Producing pictures of cats in jackets, chip giant Qualcomm has successfully ported and run the Stable Diffusion foundation model on a mobile phone for the first time. The company says this is a major breakthrough in Edge AI that will enable companies to reduce cloud fees and increase security by bringing generative AI to edge computing.
The model runs completely on the device which significantly reduces runtime latency and power consumption, according to the Qualcomm AI research team. The neural network was trained on a vast quantity of data at scale, allowing users to generate photorealistic images from a line or word of text – which makes it power-hungry when it is run.
The company had to optimise every layer of the Stable Diffusion model as well as the entire application, the model, the algorithms, software and the hardware to get it working on a Snapdragon 8 Gen 2 mobile platform. They did this through re-training and post-training quantisation that significantly reduced the power, memory and energy requirements.
They used the FP32 version of Stable Diffusion from Hugging Face – that is the 32 single precision floating point model, a format used in scientific calculation that doesn’t require a great emphasis on precision, and is widely used in AI – then converted it to the smaller, more manageable INT8 format which uses 8-bit integers instead of floating points.
They had to run the re-training techniques across every component model used to make Stable Diffusion work, including the text encoder and Unet. It was also in part possible due to optimisations made to the Qualcomm AI Engine and co-design and integration of hardware and software on the HExagon Processor. Snapdragon 8 Gen 2 also comes with micro tile inferencing which enables large models to run efficiently, which suggests we could see more AI models running on edge devices in future.
Reducing latency and cloud fees
“The result of this full-stack optimisation is running Stable Diffusion on a smartphone in under 15 seconds for 20 inference steps to generate a 512×512 pixel image — this is the fastest inference on a smartphone and comparable to cloud latency. User text input is completely unconstrained,” Qualcomm engineers wrote.

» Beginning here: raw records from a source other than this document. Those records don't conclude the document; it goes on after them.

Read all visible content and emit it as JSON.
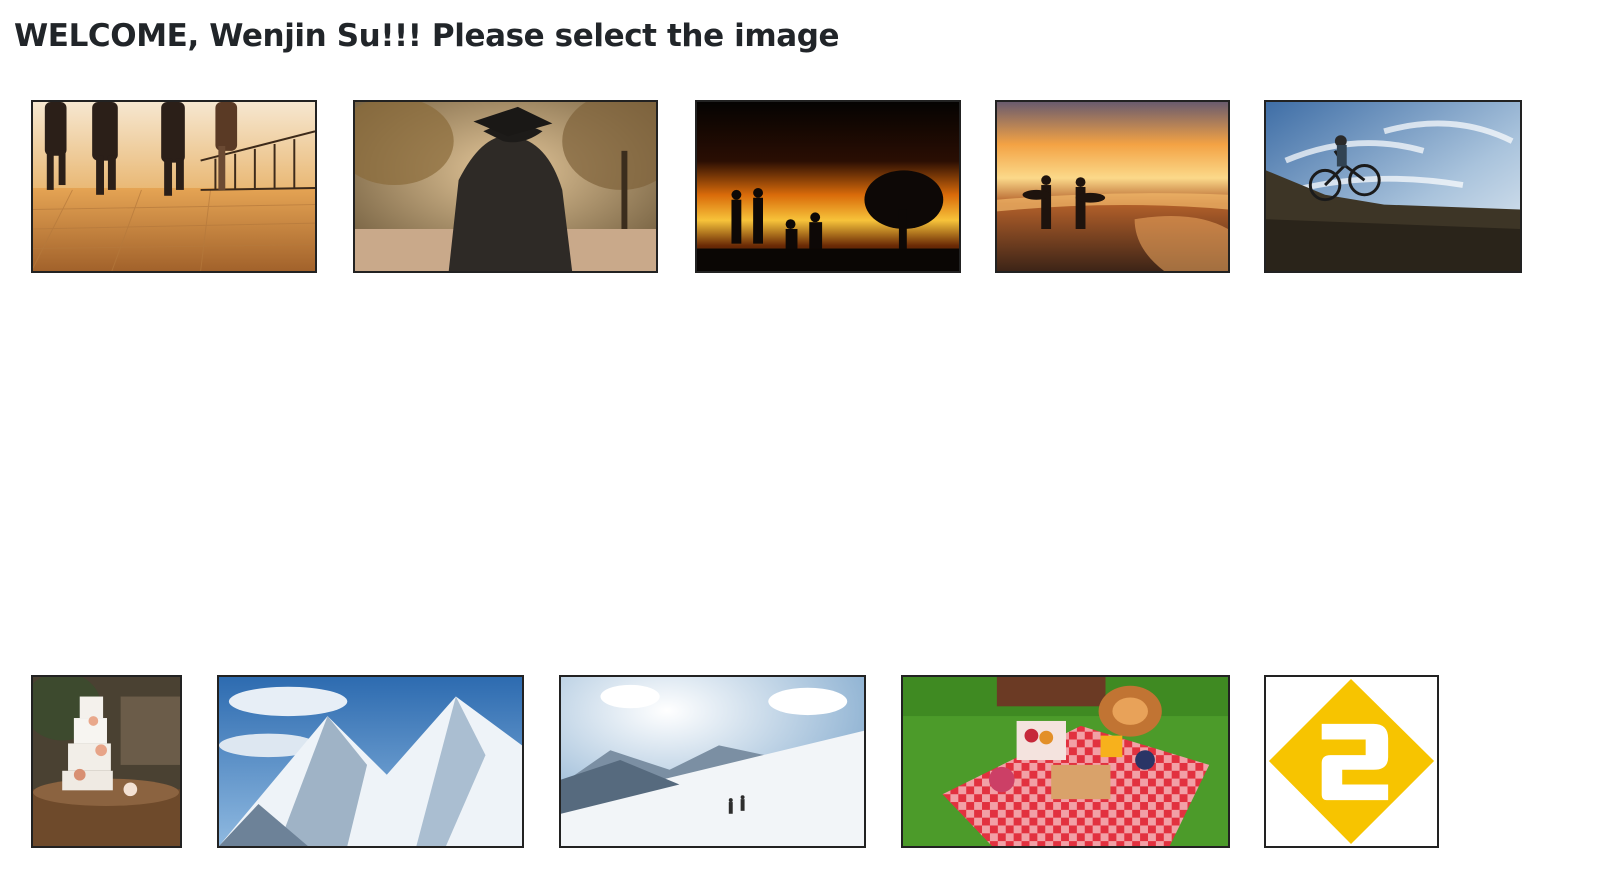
{
  "page": {
    "welcome_text": "WELCOME, Wenjin Su!!! Please select the image"
  },
  "images": [
    {
      "subject": "runners on brick boardwalk at sunset"
    },
    {
      "subject": "graduate in cap and gown under trees"
    },
    {
      "subject": "silhouettes of people at fiery sunset"
    },
    {
      "subject": "surfers walking on beach at sunset"
    },
    {
      "subject": "mountain biker on rocky hill under cloudy sky"
    },
    {
      "subject": "tiered wedding cake on wooden table"
    },
    {
      "subject": "snowy mountain peaks under blue sky"
    },
    {
      "subject": "skiers on snowy slope"
    },
    {
      "subject": "picnic on red checkered blanket on grass"
    },
    {
      "subject": "yellow diamond logo with white number 2"
    }
  ],
  "colors": {
    "text": "#212529",
    "border": "#222222",
    "logo_yellow": "#f7c400"
  }
}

This, says Qualcomm, is the start of the “edge AI era” with large AI cloud models gravitating towards edge devices making them faster and more secure. “Although the Stable Diffusion model seems quite large, it encodes a huge amount of knowledge about speech and visuals for generating practically any imaginable picture,” the engineers wrote.
Its potential goes beyond making pretty pictures, as developers could now integrate this technology into image editing, in painting and style transfer applications running completely on the device even without an internet connection.

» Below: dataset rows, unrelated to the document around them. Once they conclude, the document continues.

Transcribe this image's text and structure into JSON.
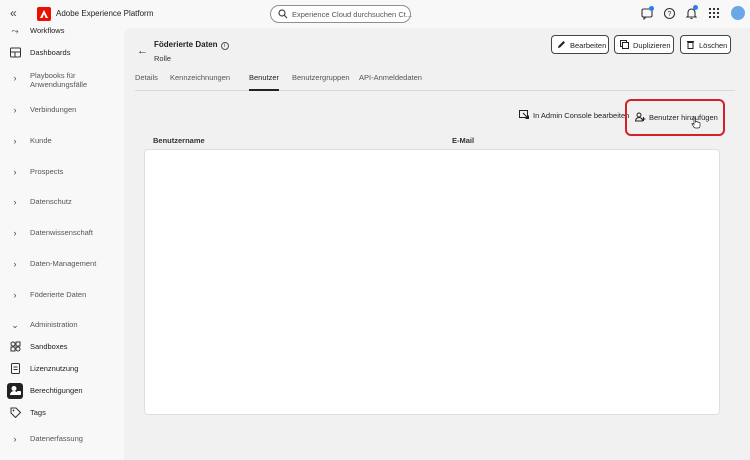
{
  "topbar": {
    "app_title": "Adobe Experience Platform",
    "search_placeholder": "Experience Cloud durchsuchen Ct..."
  },
  "sidebar": {
    "items": [
      {
        "label": "Workflows",
        "icon": "workflow-icon"
      },
      {
        "label": "Dashboards",
        "icon": "dashboard-icon"
      },
      {
        "label": "Playbooks für",
        "label2": "Anwendungsfälle",
        "icon": "chevron-right-icon"
      },
      {
        "label": "Verbindungen",
        "icon": "chevron-right-icon"
      },
      {
        "label": "Kunde",
        "icon": "chevron-right-icon"
      },
      {
        "label": "Prospects",
        "icon": "chevron-right-icon"
      },
      {
        "label": "Datenschutz",
        "icon": "chevron-right-icon"
      },
      {
        "label": "Datenwissenschaft",
        "icon": "chevron-right-icon"
      },
      {
        "label": "Daten-Management",
        "icon": "chevron-right-icon"
      },
      {
        "label": "Föderierte Daten",
        "icon": "chevron-right-icon"
      },
      {
        "label": "Administration",
        "icon": "chevron-down-icon"
      },
      {
        "label": "Sandboxes",
        "icon": "sandbox-icon"
      },
      {
        "label": "Lizenznutzung",
        "icon": "license-icon"
      },
      {
        "label": "Berechtigungen",
        "icon": "permissions-icon",
        "active": true
      },
      {
        "label": "Tags",
        "icon": "tag-icon"
      },
      {
        "label": "Datenerfassung",
        "icon": "chevron-right-icon"
      }
    ]
  },
  "header": {
    "title": "Föderierte Daten",
    "subtitle": "Rolle",
    "edit_label": "Bearbeiten",
    "duplicate_label": "Duplizieren",
    "delete_label": "Löschen"
  },
  "tabs": [
    {
      "label": "Details"
    },
    {
      "label": "Kennzeichnungen"
    },
    {
      "label": "Benutzer",
      "selected": true
    },
    {
      "label": "Benutzergruppen"
    },
    {
      "label": "API-Anmeldedaten"
    }
  ],
  "actions": {
    "admin_console_label": "In Admin Console bearbeiten",
    "add_user_label": "Benutzer hinzufügen"
  },
  "table": {
    "columns": [
      "Benutzername",
      "E-Mail"
    ],
    "rows": []
  },
  "colors": {
    "accent_red": "#d4202a",
    "adobe_red": "#eb1000",
    "notification_blue": "#2680eb"
  }
}
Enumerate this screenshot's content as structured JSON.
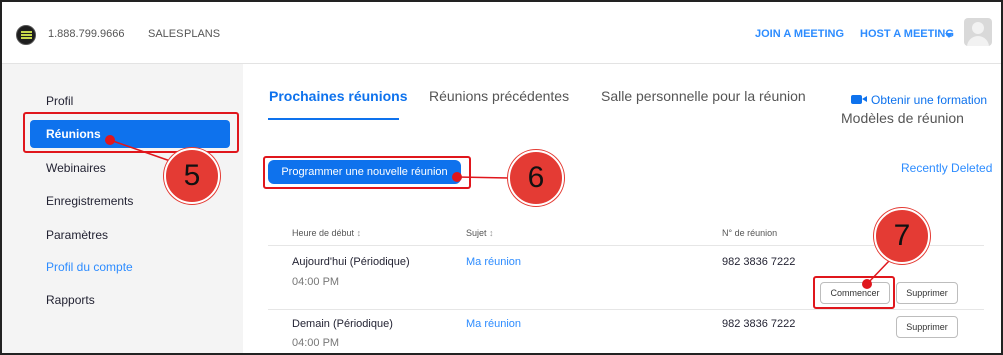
{
  "topbar": {
    "phone": "1.888.799.9666",
    "sales": "SALES",
    "plans": "PLANS",
    "join": "JOIN A MEETING",
    "host": "HOST A MEETING"
  },
  "sidebar": {
    "items": [
      {
        "label": "Profil"
      },
      {
        "label": "Réunions"
      },
      {
        "label": "Webinaires"
      },
      {
        "label": "Enregistrements"
      },
      {
        "label": "Paramètres"
      },
      {
        "label": "Profil du compte"
      },
      {
        "label": "Rapports"
      }
    ]
  },
  "tabs": [
    {
      "label": "Prochaines réunions"
    },
    {
      "label": "Réunions précédentes"
    },
    {
      "label": "Salle personnelle pour la réunion"
    }
  ],
  "training_link": "Obtenir une formation",
  "templates": "Modèles de réunion",
  "recently_deleted": "Recently Deleted",
  "schedule_button": "Programmer une nouvelle réunion",
  "table": {
    "headers": [
      "Heure de début",
      "Sujet",
      "N° de réunion"
    ],
    "sort_glyph": "↕",
    "rows": [
      {
        "date": "Aujourd'hui (Périodique)",
        "time": "04:00 PM",
        "topic": "Ma réunion",
        "id": "982 3836 7222",
        "start": "Commencer",
        "delete": "Supprimer"
      },
      {
        "date": "Demain (Périodique)",
        "time": "04:00 PM",
        "topic": "Ma réunion",
        "id": "982 3836 7222",
        "delete": "Supprimer"
      }
    ]
  },
  "annotations": [
    "5",
    "6",
    "7"
  ],
  "colors": {
    "accent": "#0e72ed",
    "link": "#2d8cff",
    "annotation": "#e0161c",
    "sidebar_bg": "#f4f4f4"
  }
}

Qualcomm says it will now focus on scaling edge AI including further optimisation of Stable Diffusion to run efficiently on phones and other platforms including laptops, XR headsets and any other device with a Snapdragon processor.
This, the company says, will allow end users to reduce cloud computing costs by running processes at the edge and ensure privacy as the input and output never leave the device. “The new AI stack optimisation also means that the time-to-market for the next foundation model that we want to run on the edge will also decrease. This is how we scale across devices and foundation models to make edge AI truly ubiquitous.”